La
velocidad aumenta sin control en cada vuelta. Corro hundido hasta la cintura en
mi propio surco. Sobre una reducida grada metálica, un grupo entusiasta jalea
en cada giro mi loca espantada: reconozco a mi vecina por su batín floreado,
animando mi carrera con una escoba que sacude fogosamente al cielo; puedo ver
también al jactancioso Marco Aurelio, que ha sustituido su gorra de yate por
una reluciente corona y un bastón de mando, acompañado de su inseparable
Julieta, la cantinerita, que a su bañador primaveral ha añadido un pompón
rosado, y que aplaude con fiebre adolescente; en un anacoreta desarrapado, y
descalzo de un pie, creo adivinar a Empédocles; a su lado, igualmente erguido y
mordiendo una manzana, está el pensionista abúlico, prestando una atención
inusual a mi carrera. A los pies del marcador que remata las gradas, Sancho y
Quijote, los agrimensores cervantinos, mudan con vértigo alocado los dígitos
que señalan mis incontables vueltas.
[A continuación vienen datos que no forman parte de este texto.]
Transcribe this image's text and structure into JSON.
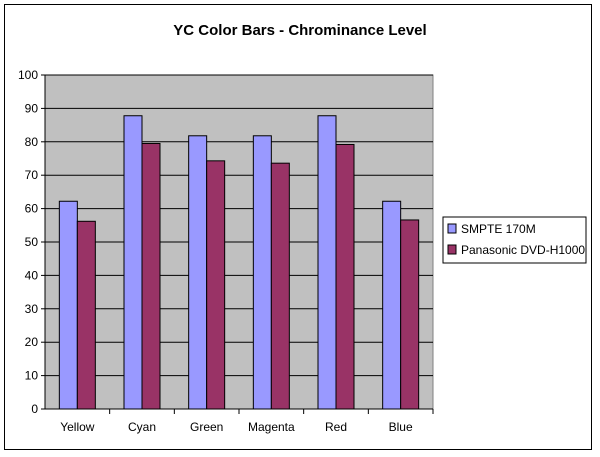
{
  "chart_data": {
    "type": "bar",
    "title": "YC Color Bars - Chrominance Level",
    "xlabel": "",
    "ylabel": "",
    "categories": [
      "Yellow",
      "Cyan",
      "Green",
      "Magenta",
      "Red",
      "Blue"
    ],
    "series": [
      {
        "name": "SMPTE 170M",
        "values": [
          62.2,
          87.8,
          81.8,
          81.8,
          87.8,
          62.2
        ],
        "color": "#9999ff"
      },
      {
        "name": "Panasonic DVD-H1000",
        "values": [
          56.2,
          79.5,
          74.3,
          73.6,
          79.2,
          56.6
        ],
        "color": "#993366"
      }
    ],
    "ylim": [
      0,
      100
    ],
    "yticks": [
      0,
      10,
      20,
      30,
      40,
      50,
      60,
      70,
      80,
      90,
      100
    ],
    "grid": true,
    "plot_background": "#c0c0c0",
    "legend_position": "right"
  }
}
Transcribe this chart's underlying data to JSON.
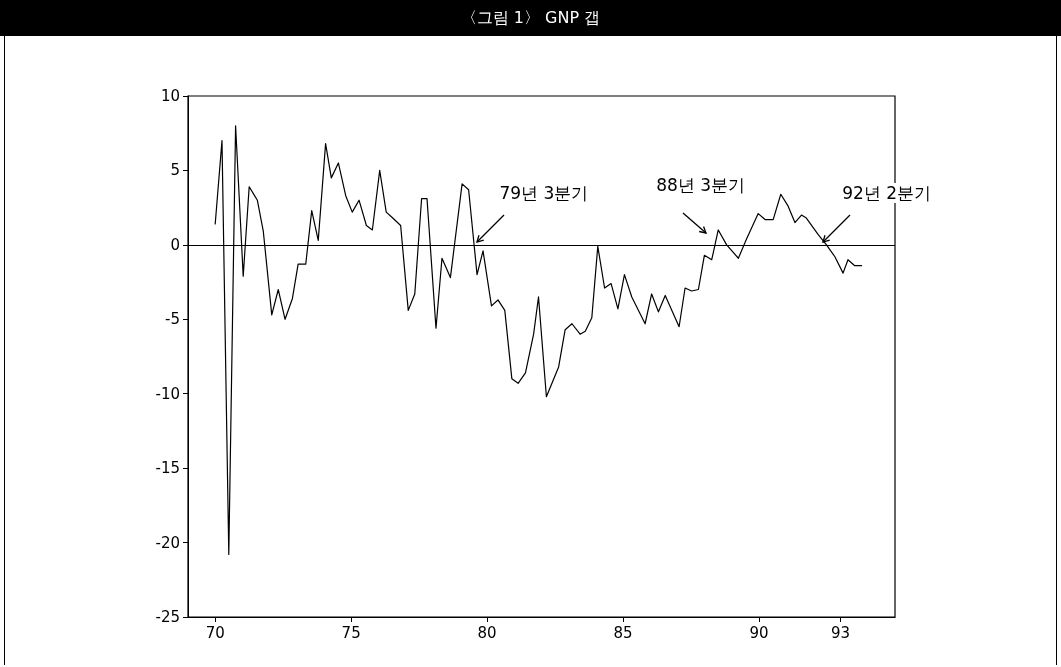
{
  "chart_data": {
    "type": "line",
    "title": "〈그림 1〉 GNP 갭",
    "color": "#000000",
    "x": [
      70.0,
      70.25,
      70.5,
      70.75,
      71.03,
      71.25,
      71.55,
      71.77,
      72.08,
      72.32,
      72.57,
      72.84,
      73.05,
      73.33,
      73.55,
      73.79,
      74.06,
      74.27,
      74.53,
      74.8,
      75.04,
      75.29,
      75.56,
      75.78,
      76.05,
      76.29,
      76.53,
      76.82,
      77.1,
      77.34,
      77.59,
      77.79,
      78.12,
      78.34,
      78.65,
      79.08,
      79.32,
      79.63,
      79.85,
      80.16,
      80.4,
      80.65,
      80.91,
      81.14,
      81.41,
      81.71,
      81.89,
      82.18,
      82.63,
      82.87,
      83.12,
      83.42,
      83.61,
      83.85,
      84.07,
      84.32,
      84.56,
      84.81,
      85.05,
      85.32,
      85.81,
      86.05,
      86.3,
      86.55,
      87.06,
      87.28,
      87.52,
      87.77,
      87.99,
      88.26,
      88.5,
      88.81,
      89.24,
      89.54,
      89.97,
      90.22,
      90.52,
      90.8,
      91.07,
      91.32,
      91.56,
      91.74,
      92.17,
      92.48,
      92.79,
      93.09,
      93.27,
      93.52,
      93.77
    ],
    "values": [
      1.4,
      7.0,
      -20.8,
      8.0,
      -2.1,
      3.9,
      3.0,
      0.9,
      -4.7,
      -3.0,
      -5.0,
      -3.6,
      -1.3,
      -1.3,
      2.3,
      0.3,
      6.8,
      4.5,
      5.5,
      3.3,
      2.2,
      3.0,
      1.3,
      1.0,
      5.0,
      2.2,
      1.8,
      1.3,
      -4.4,
      -3.3,
      3.1,
      3.1,
      -5.6,
      -0.9,
      -2.2,
      4.1,
      3.7,
      -2.0,
      -0.4,
      -4.1,
      -3.7,
      -4.4,
      -9.0,
      -9.3,
      -8.6,
      -6.0,
      -3.5,
      -10.2,
      -8.2,
      -5.7,
      -5.3,
      -6.0,
      -5.8,
      -4.9,
      -0.1,
      -2.9,
      -2.6,
      -4.3,
      -2.0,
      -3.5,
      -5.3,
      -3.3,
      -4.5,
      -3.4,
      -5.5,
      -2.9,
      -3.1,
      -3.0,
      -0.7,
      -1.0,
      1.0,
      0.0,
      -0.9,
      0.4,
      2.1,
      1.7,
      1.7,
      3.4,
      2.6,
      1.5,
      2.0,
      1.8,
      0.7,
      0.0,
      -0.8,
      -1.9,
      -1.0,
      -1.4,
      -1.4
    ],
    "xlim": [
      69,
      95
    ],
    "xticks": [
      70,
      75,
      80,
      85,
      90,
      93
    ],
    "ylim": [
      -25,
      10
    ],
    "yticks": [
      -25,
      -20,
      -15,
      -10,
      -5,
      0,
      5,
      10
    ],
    "ref_lines": [
      {
        "axis": "y",
        "value": 0
      }
    ],
    "annotations": [
      {
        "text": "79년 3분기",
        "x": 79.5,
        "y": 0
      },
      {
        "text": "88년 3분기",
        "x": 88.5,
        "y": 0
      },
      {
        "text": "92년 2분기",
        "x": 92.25,
        "y": 0
      }
    ]
  }
}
El metal del graderío vibra con el fervor
del grupo, sobre el que destaca Bob Esponja, saltando incontrolado, los ojos
fuera de las órbitas.
Schopenhauer, inconfundible, una ceja en alto, asiste con escepticismo a
mi inmersión planetaria, alejado unos metros del grupo y sujetando incómodo a
su perro, que ha unido sus ladridos al aplauso de las gradas.
La
tierra me llega ya a los hombros; en escasos segundos pierdo de vista al grupo
y me abandono al loco empuje de
mis zancadas, atornillando con mi embestida el suelo impenetrable. Algo
encontraré en el descenso –pienso para mi-: saurios pleistocénicos, la
zapatilla chamuscada de Empédocles, el centro mismo del mundo o mi propia
imagen bailando al fuego, tanto da. Y como el Mombray de Shakespeare, grito al
cielo que se extingue sobre mi cabeza:
Atrás
dejo entonces el sol de mi tierra: viviré en las sombras de la noche eterna.